Es sind die Schatten einer dunklen Vergangenheit, die Belgien gerade einholen. Erinnerungen an die schreckliche Zeit zwischen 1982 und 1985, an den „Riesen“, den „Killer“ und den „Alten“ – besser bekannt als die „Bande von Brabant“, jenem Ort 40 Kilometer von Brüssel entfernt. Alles wird gerade wieder wach, Augenzeugen von damals schildern noch einmal, dass sie sich abends „nicht mehr vor die Türe trauten“. Doch nach 32 Jahren scheint die Polizei nun vor der Lösung zu stehen.
Die meisten der Anschläge verliefen damals nach dem gleichen Muster. Wie beispielsweise am 8. November 1985. Bei einem Überfall auf einen Supermarkt starben innerhalb von 20 Minuten acht Menschen, darunter ein 13-jähriger Junge. Die mit Karnevalsmasken getarnten Täter tauchten innerhalb von einer halben Stunde in zwei Geschäften einer Einzelhandelskette auf und schossen auf jeden, der sich nicht schnell genug in Deckung brachte.
Angst und Verunsicherung
Doch so überraschend, wie die Serie begann, die 28 Menschen das Leben kostete und über 20 weitere verletzte, endete sie wieder. Möglicherweise sei einer der Täter schwer verletzt worden oder verstorben. Eine 100-köpfige Sonderkommission ermittelte, die Ergebnisse füllen fast zwei Millionen Seiten. Doch ein Fahndungserfolg blieb aus. Und so wuchsen wilde Gerüchte. Bei dem offensichtlichen Anführer – wegen seiner Körpergröße „Riese“ genannt – soll es sich um ein Ex-Mitglied der Elite-Polizeieinheit Reichswache handeln, die zu der Anti-Terror-Gruppe „Diane“ zählte. Sie hatte die belgische Regierung nach dem Olympia-Attentat in München 1972 ins Leben gerufen. Befürchtungen, die Täter würden „von oben“ gedeckt, machten die Runde. Der Hintergrund: In einigen Kreisen wurde vermutet, das Killer-Kommando solle für Angst und Verunsicherung sorgen, damit das Land für einen Umsturz von rechts offen würden. Das gleiche Gerücht tauchte Mitte der 1990er Jahre wieder auf, als der mehrfache Kindermörder Marc Dutroux endlich verhaftet wurde.

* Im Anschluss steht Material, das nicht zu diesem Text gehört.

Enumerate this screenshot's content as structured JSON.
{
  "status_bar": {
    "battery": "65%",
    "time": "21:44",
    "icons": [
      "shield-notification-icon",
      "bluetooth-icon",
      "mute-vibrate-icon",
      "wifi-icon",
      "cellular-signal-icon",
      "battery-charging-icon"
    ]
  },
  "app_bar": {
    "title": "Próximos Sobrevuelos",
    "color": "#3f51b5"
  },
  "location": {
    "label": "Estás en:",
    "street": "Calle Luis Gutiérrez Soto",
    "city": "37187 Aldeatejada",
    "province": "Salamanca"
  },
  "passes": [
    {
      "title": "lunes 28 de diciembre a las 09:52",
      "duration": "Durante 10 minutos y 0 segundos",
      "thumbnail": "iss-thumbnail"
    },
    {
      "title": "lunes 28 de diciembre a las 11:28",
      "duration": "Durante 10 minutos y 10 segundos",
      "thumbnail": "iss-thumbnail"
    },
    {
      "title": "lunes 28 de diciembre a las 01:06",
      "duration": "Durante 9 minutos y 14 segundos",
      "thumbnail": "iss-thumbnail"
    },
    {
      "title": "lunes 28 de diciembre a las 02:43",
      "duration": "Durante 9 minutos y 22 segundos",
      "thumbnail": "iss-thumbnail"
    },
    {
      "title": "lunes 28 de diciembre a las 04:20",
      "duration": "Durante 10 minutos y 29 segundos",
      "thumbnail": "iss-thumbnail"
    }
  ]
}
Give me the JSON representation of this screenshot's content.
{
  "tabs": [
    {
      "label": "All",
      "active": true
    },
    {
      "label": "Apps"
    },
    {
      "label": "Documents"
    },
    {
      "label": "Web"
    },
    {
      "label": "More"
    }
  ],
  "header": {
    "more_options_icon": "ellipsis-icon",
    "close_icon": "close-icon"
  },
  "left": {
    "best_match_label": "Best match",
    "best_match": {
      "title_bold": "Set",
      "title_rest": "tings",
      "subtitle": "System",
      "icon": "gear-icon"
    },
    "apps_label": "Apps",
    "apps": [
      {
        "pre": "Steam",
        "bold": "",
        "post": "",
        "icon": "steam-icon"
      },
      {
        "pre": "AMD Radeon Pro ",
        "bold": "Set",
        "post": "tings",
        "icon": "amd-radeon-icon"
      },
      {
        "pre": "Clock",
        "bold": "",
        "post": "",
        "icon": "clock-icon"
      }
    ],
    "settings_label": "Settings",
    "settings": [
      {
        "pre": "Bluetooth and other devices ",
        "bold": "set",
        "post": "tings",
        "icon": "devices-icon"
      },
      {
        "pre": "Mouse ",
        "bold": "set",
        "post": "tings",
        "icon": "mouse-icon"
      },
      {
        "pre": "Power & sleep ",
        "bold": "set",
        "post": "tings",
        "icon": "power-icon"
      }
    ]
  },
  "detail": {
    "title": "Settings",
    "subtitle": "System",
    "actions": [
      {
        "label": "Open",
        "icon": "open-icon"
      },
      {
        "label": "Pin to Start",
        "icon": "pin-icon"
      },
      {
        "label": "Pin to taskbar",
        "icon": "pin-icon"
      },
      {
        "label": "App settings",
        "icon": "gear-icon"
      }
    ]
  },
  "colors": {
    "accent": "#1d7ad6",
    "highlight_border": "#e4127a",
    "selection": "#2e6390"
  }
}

Am vergangenen Samstag strahlte der Privatsender VTM ein Interview mit einem nicht näher genannten Informanten aus, der unter Tränen gestand, der Bruder des „Riesen“ zu sein. Vor zweieinhalb Jahren habe der ihm auf dem Sterbebett gebeichtet, Mitglied dieser Bande gewesen zu sein. Wirklich neu ist der Name des möglichen Attentäters nicht. Schon 1999 tauchte er erstmals in den Ermittlungsakten auf. Ein Opferanwalt bekräftigte in diesen Tagen, er habe den Sicherheitsbehörden schon damals einen Tipp gegeben. Doch die hätten „nichts getan“.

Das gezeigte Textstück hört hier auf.